Rector, St. Ervan
- In office 1561–1610

Archdeacon of Cornwall
- In office 1563–1570

Vicar, Otterton
- In office 1568–1590

Prebendary, Exeter Cathedral
- In office 1568–1574

Vicar, Gorran
- In office 1569–1570

Rector, Pyworthy
- In office 1596–1610

Personal details
- Born: c. 1545 Devon, England
- Died: 1610 England
- Parent: William Alley
- Occupation: Church of England, priest, ordained 1566

= Roger Alley =

English cleric (1545–1610)

Roger Alley (c.1545–1610) was an English cleric. He held several ecclesiastical appointments in the diocese of his father, William Alley, the Bishop of Exeter.

== Life ==

Alley was born in Devon in about 1545, the son of Sybil Bodleigh Honacott and William Alley, then Rector of St.

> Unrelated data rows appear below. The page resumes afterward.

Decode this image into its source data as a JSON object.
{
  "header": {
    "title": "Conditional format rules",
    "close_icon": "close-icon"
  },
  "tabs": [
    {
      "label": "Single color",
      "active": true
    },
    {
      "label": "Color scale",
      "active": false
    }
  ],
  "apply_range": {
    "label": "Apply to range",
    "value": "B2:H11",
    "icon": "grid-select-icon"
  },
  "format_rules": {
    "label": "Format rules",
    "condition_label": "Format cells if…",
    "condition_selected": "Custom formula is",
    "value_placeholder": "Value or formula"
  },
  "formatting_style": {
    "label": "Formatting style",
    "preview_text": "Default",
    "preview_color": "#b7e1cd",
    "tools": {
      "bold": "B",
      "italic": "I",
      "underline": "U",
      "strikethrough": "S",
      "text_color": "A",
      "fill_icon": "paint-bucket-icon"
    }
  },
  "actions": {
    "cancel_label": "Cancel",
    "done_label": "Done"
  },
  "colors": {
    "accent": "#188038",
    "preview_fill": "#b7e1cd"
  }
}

Peter's Church, Oakford, Devon. (Note: By some accounts, Roger Alley was born in 1535 to William Alley and Sibyl Bodleigh; however, he was reported to be 21 years old when ordained in 1566, suggesting birth in about 1544. Before passage of the Clergy Marriage Act of 1548, clerics were forbidden to marry and required to be celibate. William Alley married Sibyl Honacott in 1549, and refers to his stepson Christopher Bodleigh in his will (1570). It seems likely that Christopher was Sybil's son by a previous relationship.)
Roger attended Exeter College, Oxford, although it is not clear that he completed a degree. As A.L. Rowse observed, the bishop was "rather overmuch given to the pleasures of nepotism", appointing his son Rector of St. Ervan parish, Cornwall in 1561, and Archdeacon of Cornwall in 1563, while Roger was still but a scholar. Ordained a priest in 1566, at age 21, his subsequent appointments included Prebendary of Exeter Cathedral (1568-74), Vicar in Otterton, Devon (1568-90), and Vicar in Gorran, Cornwall (1569-70). Following the Bishop's death in 1570, his successor deprived Roger of his archdeaconry. He was appointed as Rector of St. Swithin's in Pyworthy, Devon in 1576, where he served until he died in 1610.